The annual report of the General Legal Council (GLC) for 2008-2009 states that at the beginning of this fiscal year, there were 409 pending complaints, as well as an additional 128 new complaints that had been filed against attorneys-at-law.
Cabinet considered the GLC report in January. The full report is to be tabled in Parliament by Justice Minister Dorothy Lightbourne.
Yesterday, the Bar association's president, Jacqueline Samuels-Brown, told
that the legal profession ought not be judged by the number of complaints made against lawyers.
"What you have to look at is the number of convictions," Samuels-Brown said.
During the last fiscal year, orders were made against nine attorneys who were found guilty of professional misconduct, and the names of three lawyers were struck off the GLC roll.
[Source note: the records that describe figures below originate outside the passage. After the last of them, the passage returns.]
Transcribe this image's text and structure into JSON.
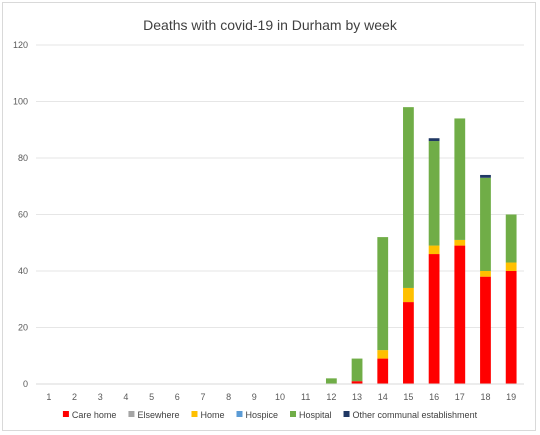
{
  "chart_data": {
    "type": "bar",
    "stacked": true,
    "title": "Deaths with covid-19 in Durham by week",
    "xlabel": "",
    "ylabel": "",
    "ylim": [
      0,
      120
    ],
    "yticks": [
      0,
      20,
      40,
      60,
      80,
      100,
      120
    ],
    "grid": true,
    "legend_position": "bottom",
    "categories": [
      "1",
      "2",
      "3",
      "4",
      "5",
      "6",
      "7",
      "8",
      "9",
      "10",
      "11",
      "12",
      "13",
      "14",
      "15",
      "16",
      "17",
      "18",
      "19"
    ],
    "series": [
      {
        "name": "Care home",
        "color": "#ff0000",
        "values": [
          0,
          0,
          0,
          0,
          0,
          0,
          0,
          0,
          0,
          0,
          0,
          0,
          1,
          9,
          29,
          46,
          49,
          38,
          40
        ]
      },
      {
        "name": "Elsewhere",
        "color": "#a5a5a5",
        "values": [
          0,
          0,
          0,
          0,
          0,
          0,
          0,
          0,
          0,
          0,
          0,
          0,
          0,
          0,
          0,
          0,
          0,
          0,
          0
        ]
      },
      {
        "name": "Home",
        "color": "#ffc000",
        "values": [
          0,
          0,
          0,
          0,
          0,
          0,
          0,
          0,
          0,
          0,
          0,
          0,
          0,
          3,
          5,
          3,
          2,
          2,
          3
        ]
      },
      {
        "name": "Hospice",
        "color": "#5b9bd5",
        "values": [
          0,
          0,
          0,
          0,
          0,
          0,
          0,
          0,
          0,
          0,
          0,
          0,
          0,
          0,
          0,
          0,
          0,
          0,
          0
        ]
      },
      {
        "name": "Hospital",
        "color": "#70ad47",
        "values": [
          0,
          0,
          0,
          0,
          0,
          0,
          0,
          0,
          0,
          0,
          0,
          2,
          8,
          40,
          64,
          37,
          43,
          33,
          17
        ]
      },
      {
        "name": "Other communal establishment",
        "color": "#203864",
        "values": [
          0,
          0,
          0,
          0,
          0,
          0,
          0,
          0,
          0,
          0,
          0,
          0,
          0,
          0,
          0,
          1,
          0,
          1,
          0
        ]
      }
    ]
  }
}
Samuels-Brown stressed that Jamaica still operates with the understanding that it is not enough to make allegations as accusations must be proven true.
"It is interesting that you have such a great disparity between the number of complaints and the number of cases where the lawyers are adjudged to be in breach," she said.
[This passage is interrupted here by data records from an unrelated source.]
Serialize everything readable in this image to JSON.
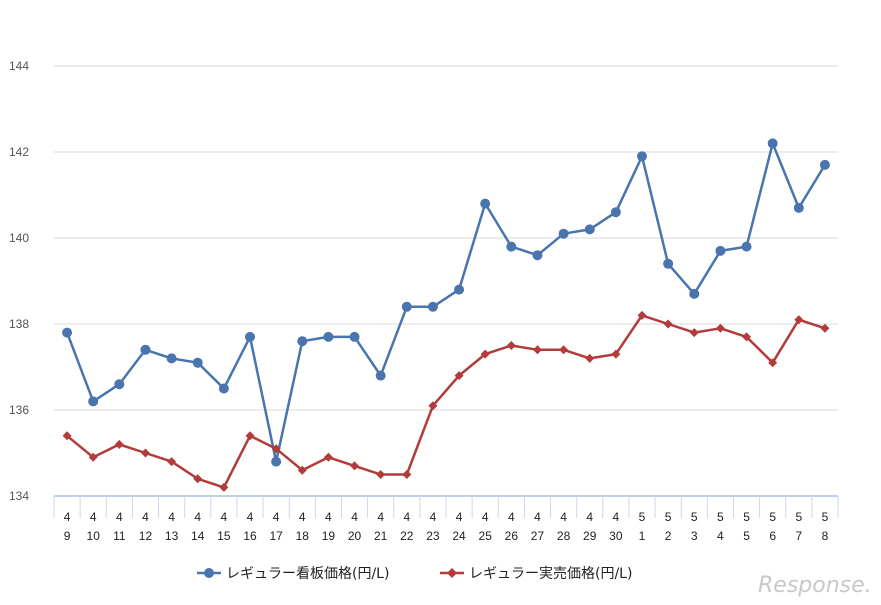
{
  "chart_data": {
    "type": "line",
    "categories": [
      [
        "4",
        "9"
      ],
      [
        "4",
        "10"
      ],
      [
        "4",
        "11"
      ],
      [
        "4",
        "12"
      ],
      [
        "4",
        "13"
      ],
      [
        "4",
        "14"
      ],
      [
        "4",
        "15"
      ],
      [
        "4",
        "16"
      ],
      [
        "4",
        "17"
      ],
      [
        "4",
        "18"
      ],
      [
        "4",
        "19"
      ],
      [
        "4",
        "20"
      ],
      [
        "4",
        "21"
      ],
      [
        "4",
        "22"
      ],
      [
        "4",
        "23"
      ],
      [
        "4",
        "24"
      ],
      [
        "4",
        "25"
      ],
      [
        "4",
        "26"
      ],
      [
        "4",
        "27"
      ],
      [
        "4",
        "28"
      ],
      [
        "4",
        "29"
      ],
      [
        "4",
        "30"
      ],
      [
        "5",
        "1"
      ],
      [
        "5",
        "2"
      ],
      [
        "5",
        "3"
      ],
      [
        "5",
        "4"
      ],
      [
        "5",
        "5"
      ],
      [
        "5",
        "6"
      ],
      [
        "5",
        "7"
      ],
      [
        "5",
        "8"
      ]
    ],
    "series": [
      {
        "name": "レギュラー看板価格(円/L)",
        "color": "#4a74ad",
        "marker": "circle",
        "values": [
          137.8,
          136.2,
          136.6,
          137.4,
          137.2,
          137.1,
          136.5,
          137.7,
          134.8,
          137.6,
          137.7,
          137.7,
          136.8,
          138.4,
          138.4,
          138.8,
          140.8,
          139.8,
          139.6,
          140.1,
          140.2,
          140.6,
          141.9,
          139.4,
          138.7,
          139.7,
          139.8,
          142.2,
          140.7,
          141.7
        ]
      },
      {
        "name": "レギュラー実売価格(円/L)",
        "color": "#b23b3b",
        "marker": "diamond",
        "values": [
          135.4,
          134.9,
          135.2,
          135.0,
          134.8,
          134.4,
          134.2,
          135.4,
          135.1,
          134.6,
          134.9,
          134.7,
          134.5,
          134.5,
          136.1,
          136.8,
          137.3,
          137.5,
          137.4,
          137.4,
          137.2,
          137.3,
          138.2,
          138.0,
          137.8,
          137.9,
          137.7,
          137.1,
          138.1,
          137.9
        ]
      }
    ],
    "yticks": [
      "134",
      "136",
      "138",
      "140",
      "142",
      "144"
    ],
    "ylim": [
      134,
      144
    ],
    "grid": true,
    "legend_position": "bottom",
    "watermark": "Response."
  }
}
Samuels-Brown also pointed out that neither the association nor individual lawyers were privy to the complaints which were made to the GLC.
She, however, said that some of the complaints made did not merit disciplinary intervention.
"Some complaints arise out of a misunderstanding or a miscommunication between lawyers and their clients. Some-times what it is is what we refer to as buyer's remorse - you didn't get the result you wanted or expected," Samuels-Brown said.
Call for mediation facility
She also said that among the cases against lawyers are reports that emanate from the GLC itself against attorneys who have failed to satisfy some regulatory requirements.
Meanwhile, Samuels-Brown said the Bar has called for a mediation facility to be set up to deal with complaints made against attorneys.
"If there is a mechanism in place for mediation, it can assist. As president of the Bar association, citizens will write to me from time to time indicating difficulties and making 'complaints' against attorneys. With informed intervention, you can resolve those matters very quickly, less painfully and to the satisfaction of both the layman and the attorney," Samuels-Brown said.